Payment Agreements & Obligations
- Payment Requirements: Payments are required at the time of service for all residential accounts. Certain commercial or specialized residential accounts may qualify for a net-30 payment structure, contingent upon prior written approval from Cedar Heating & Cooling, LLC, LLC. Clients operating under this arrangement shall be granted a period of thirty (30) days from the completion date of the services to remit payment.
- Late Fees: In the event that any amount owed remains unpaid by the Client after the designated payment period, a late fee of one and one half percent (1.5%) per month (18% annually) shall accrue on the outstanding balance from the due date until full payment is received, or at the maximum rate permissible by law.
- Responsibility for Legal Costs: The Client hereby acknowledges and agrees to assume full responsibility for all attorney fees and collection costs incurred by Cedar Heating & Cooling, LLC, LLC, in connection with account and payment delinquency, litigation, complaints, trials, lawsuits, or legal mediation, irrespective of whether such litigation is ultimately pursued.
- Accepted Forms of Payment: Accepted forms of payment include cash, checks, ACH payments, credit/debit cards, or approved financing options through Cedar Heating & Cooling, LLC, and its affiliates. The responsibility for return check fees shall rest with the Client. Clients utilizing progressive payment arrangements must remit payment within fourteen (14) days of invoicing or as stipulated in the agreement, and prior to the continuation of the project.

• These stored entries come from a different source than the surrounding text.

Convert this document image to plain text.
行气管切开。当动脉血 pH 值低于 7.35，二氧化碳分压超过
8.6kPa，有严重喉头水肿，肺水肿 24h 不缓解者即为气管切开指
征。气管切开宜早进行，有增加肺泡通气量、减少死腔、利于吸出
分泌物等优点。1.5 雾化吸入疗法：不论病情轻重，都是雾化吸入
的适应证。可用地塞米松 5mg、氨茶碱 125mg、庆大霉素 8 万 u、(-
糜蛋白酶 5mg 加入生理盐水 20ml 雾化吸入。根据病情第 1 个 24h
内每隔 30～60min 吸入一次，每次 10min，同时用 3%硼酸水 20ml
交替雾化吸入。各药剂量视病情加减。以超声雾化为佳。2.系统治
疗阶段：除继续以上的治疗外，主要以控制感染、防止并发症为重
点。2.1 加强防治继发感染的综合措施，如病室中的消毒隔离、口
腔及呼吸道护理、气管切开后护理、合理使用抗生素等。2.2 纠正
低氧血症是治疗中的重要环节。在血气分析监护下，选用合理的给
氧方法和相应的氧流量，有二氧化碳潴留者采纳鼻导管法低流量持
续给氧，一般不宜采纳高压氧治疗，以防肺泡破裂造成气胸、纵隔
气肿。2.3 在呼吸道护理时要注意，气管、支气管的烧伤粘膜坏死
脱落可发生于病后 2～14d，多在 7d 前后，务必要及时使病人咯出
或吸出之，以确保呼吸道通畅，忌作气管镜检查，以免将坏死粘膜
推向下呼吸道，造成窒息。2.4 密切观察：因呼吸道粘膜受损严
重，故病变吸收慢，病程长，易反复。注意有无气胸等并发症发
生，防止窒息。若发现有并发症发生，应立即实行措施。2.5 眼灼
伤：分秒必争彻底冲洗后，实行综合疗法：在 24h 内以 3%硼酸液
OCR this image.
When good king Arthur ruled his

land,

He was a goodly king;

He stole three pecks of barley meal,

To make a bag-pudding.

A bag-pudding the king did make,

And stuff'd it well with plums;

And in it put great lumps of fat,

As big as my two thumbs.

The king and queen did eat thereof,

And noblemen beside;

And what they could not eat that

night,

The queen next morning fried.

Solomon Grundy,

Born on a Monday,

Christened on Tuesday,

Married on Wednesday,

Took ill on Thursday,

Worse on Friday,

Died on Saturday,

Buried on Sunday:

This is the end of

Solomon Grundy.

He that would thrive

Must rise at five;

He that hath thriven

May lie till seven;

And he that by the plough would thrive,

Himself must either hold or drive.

- Modification of Terms: Any late or delinquent payments will void previously agreed payment terms, thereby granting Cedar Heating & Cooling, LLC the right to modify such terms and require immediate payment of the total outstanding balance, inclusive of any accrued finance charges, prior to the resumption of work.
- Suspension of Work: In the event of any delinquent accounts, including but not limited to a specific invoice, the same account or project location, or any associated client, Cedar Heating & Cooling, LLC reserves the right to suspend all work until all outstanding invoices are resolved in accordance with these terms. By providing a credit card to Cedar Heating & Cooling, LLC, the Client authorizes Cedar Heating & Cooling, LLC to charge any amounts due to the Client’s account to that credit card at Cedar Heating & Cooling, LLC’s discretion.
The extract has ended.